We stand with Richard Myers, the president of Kansas State University. He is exactly right in saying that it was “not right,” the way the Trump Administration has responded to protests.

In particular, President Myers said he was saddened by the handling of the peaceful protest around Lafayette Square in Washington, D.C. on Monday evening. In that case, federal agents broke up a protest by force, using tear gas, to clear the way for President Donald Trump to walk to a church for a photo op with a Bible.

President Myers is the former Joint Chiefs of Staff, the nation’s top military officer. He has refrained from much comment on national security issues or national politics since leaving that post, where he served for President George W. Bush.
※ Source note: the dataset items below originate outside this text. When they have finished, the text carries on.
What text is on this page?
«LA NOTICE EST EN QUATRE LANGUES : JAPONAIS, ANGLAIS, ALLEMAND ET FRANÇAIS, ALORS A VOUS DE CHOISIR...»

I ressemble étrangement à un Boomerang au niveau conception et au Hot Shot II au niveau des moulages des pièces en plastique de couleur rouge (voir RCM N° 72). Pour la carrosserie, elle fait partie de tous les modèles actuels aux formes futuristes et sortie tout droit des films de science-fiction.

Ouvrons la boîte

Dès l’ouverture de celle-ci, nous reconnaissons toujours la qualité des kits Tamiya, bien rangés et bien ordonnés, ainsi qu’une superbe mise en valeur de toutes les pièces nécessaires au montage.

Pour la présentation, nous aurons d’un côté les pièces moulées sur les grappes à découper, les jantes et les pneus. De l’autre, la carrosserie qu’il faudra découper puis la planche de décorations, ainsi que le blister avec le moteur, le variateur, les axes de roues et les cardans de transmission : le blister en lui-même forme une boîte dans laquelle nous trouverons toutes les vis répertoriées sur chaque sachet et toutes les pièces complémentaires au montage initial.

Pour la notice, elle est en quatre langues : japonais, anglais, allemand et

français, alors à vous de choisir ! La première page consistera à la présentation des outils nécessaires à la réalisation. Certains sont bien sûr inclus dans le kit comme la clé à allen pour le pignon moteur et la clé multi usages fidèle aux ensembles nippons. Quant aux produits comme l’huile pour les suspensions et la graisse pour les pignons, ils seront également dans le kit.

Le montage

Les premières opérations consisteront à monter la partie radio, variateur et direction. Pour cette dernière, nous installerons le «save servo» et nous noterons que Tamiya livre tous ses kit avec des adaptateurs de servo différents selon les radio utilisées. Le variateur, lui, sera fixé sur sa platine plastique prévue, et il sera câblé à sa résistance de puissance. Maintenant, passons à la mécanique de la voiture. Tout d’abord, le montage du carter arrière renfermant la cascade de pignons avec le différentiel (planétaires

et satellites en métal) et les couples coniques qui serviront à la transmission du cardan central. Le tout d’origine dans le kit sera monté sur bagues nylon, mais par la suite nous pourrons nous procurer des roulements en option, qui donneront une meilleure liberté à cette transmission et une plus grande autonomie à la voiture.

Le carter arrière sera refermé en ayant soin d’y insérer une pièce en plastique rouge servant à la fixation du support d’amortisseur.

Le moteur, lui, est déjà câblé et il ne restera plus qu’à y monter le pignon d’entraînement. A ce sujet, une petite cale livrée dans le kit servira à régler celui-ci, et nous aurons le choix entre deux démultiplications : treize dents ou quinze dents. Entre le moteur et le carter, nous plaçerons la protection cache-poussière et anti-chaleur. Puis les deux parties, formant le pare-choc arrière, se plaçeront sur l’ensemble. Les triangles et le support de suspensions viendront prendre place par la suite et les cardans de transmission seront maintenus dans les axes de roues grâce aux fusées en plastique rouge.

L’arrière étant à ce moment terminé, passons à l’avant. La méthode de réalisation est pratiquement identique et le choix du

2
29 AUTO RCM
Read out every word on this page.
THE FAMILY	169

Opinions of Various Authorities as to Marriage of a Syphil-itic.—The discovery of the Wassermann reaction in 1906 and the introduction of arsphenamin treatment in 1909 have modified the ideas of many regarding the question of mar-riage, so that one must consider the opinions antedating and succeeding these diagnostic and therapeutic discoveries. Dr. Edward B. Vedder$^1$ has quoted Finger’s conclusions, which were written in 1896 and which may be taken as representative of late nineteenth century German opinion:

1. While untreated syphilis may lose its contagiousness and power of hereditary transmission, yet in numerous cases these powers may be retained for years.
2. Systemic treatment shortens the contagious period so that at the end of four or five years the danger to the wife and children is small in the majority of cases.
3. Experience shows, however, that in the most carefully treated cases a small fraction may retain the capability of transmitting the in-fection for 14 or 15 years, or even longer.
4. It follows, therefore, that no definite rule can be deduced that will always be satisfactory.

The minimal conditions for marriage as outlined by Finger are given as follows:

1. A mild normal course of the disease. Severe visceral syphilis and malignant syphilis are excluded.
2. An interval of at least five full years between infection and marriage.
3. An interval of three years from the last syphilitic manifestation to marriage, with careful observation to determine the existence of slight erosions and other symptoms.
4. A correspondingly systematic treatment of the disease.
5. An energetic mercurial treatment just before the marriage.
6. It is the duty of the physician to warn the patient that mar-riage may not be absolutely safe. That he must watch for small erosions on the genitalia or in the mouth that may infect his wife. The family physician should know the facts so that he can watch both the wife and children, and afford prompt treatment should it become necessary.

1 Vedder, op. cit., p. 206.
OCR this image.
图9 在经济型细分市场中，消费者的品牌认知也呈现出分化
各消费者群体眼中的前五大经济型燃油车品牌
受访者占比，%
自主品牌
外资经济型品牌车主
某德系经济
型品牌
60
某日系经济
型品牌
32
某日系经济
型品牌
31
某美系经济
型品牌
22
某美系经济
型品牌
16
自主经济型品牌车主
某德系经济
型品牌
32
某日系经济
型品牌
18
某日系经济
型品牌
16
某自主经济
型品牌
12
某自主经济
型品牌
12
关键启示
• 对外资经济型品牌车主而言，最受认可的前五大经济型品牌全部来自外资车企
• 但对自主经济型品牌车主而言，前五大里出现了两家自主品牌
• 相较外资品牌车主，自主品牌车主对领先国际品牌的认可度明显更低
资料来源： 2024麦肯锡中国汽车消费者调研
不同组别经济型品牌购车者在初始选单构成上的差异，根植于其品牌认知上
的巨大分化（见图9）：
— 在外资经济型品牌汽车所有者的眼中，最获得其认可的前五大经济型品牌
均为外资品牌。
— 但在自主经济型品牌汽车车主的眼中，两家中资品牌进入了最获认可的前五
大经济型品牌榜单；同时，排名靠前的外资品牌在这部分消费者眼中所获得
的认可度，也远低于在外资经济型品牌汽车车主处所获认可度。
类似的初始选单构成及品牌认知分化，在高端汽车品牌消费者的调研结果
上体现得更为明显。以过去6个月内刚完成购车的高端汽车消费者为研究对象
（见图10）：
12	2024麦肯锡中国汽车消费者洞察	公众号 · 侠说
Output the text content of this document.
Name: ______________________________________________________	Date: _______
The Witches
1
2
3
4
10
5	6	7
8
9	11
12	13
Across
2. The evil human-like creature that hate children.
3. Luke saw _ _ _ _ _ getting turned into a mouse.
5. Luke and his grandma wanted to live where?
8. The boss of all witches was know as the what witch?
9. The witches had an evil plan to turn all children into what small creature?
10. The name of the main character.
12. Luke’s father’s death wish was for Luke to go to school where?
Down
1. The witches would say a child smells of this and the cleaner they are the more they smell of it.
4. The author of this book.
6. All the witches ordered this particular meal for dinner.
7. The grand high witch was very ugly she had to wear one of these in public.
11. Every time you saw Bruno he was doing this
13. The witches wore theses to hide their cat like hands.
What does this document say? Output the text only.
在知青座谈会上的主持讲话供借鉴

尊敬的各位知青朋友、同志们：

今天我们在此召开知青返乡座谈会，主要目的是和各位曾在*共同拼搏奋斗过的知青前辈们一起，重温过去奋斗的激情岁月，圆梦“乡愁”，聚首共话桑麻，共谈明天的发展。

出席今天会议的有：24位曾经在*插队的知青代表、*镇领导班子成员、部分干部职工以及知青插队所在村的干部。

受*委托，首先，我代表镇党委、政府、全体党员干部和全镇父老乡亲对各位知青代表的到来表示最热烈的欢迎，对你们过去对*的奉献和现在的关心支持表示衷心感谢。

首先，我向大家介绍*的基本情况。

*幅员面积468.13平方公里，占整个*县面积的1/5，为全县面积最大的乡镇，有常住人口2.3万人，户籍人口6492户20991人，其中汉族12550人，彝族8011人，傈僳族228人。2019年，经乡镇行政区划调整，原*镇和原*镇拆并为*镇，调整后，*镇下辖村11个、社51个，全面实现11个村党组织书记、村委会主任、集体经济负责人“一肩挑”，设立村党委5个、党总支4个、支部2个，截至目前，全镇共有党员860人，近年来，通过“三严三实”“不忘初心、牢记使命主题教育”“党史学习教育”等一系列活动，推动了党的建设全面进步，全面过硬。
He said his first reaction to the incident “was absolute sadness that people are not allowed to protest, and as I understand it, that was a peaceful protest that was disturbed by force,” he said on CNN. “That’s not right, that should not happen in America, and so I was sad. I mean, we should all shed tears over that particular act.”

Right on.

Protesters around the country are basically demanding equal justice under the law, a fundamental right in America. They have the right to protest, and their cause is clearly just.

President Trump has seized on the looting and rioting that has come along with some of the protests, puffing up his chest on Twitter to issue warnings like “when the looting starts, the shooting starts.” He wants to send in the military; we learned this week that one unit from Fort Riley is on alert to deploy, probably to Minneapolis, if the governor there requests it. Thank goodness thus far he hasn’t.

President Trump’s basic tactic is essentially to divide, rather than unite; to condemn, rather than to understand.

That approach may, in fact, benefit him politically -- although we will only know the upshot of all this in November.

But to use force to clear a peaceful protest so that he could stand in front of a church holding a Bible? Breaking up a Constitutionally-protected right to assemble by government force, so as to pose for a photo?

We’re glad President Myers called it out. Because in America, that should be unthinkable.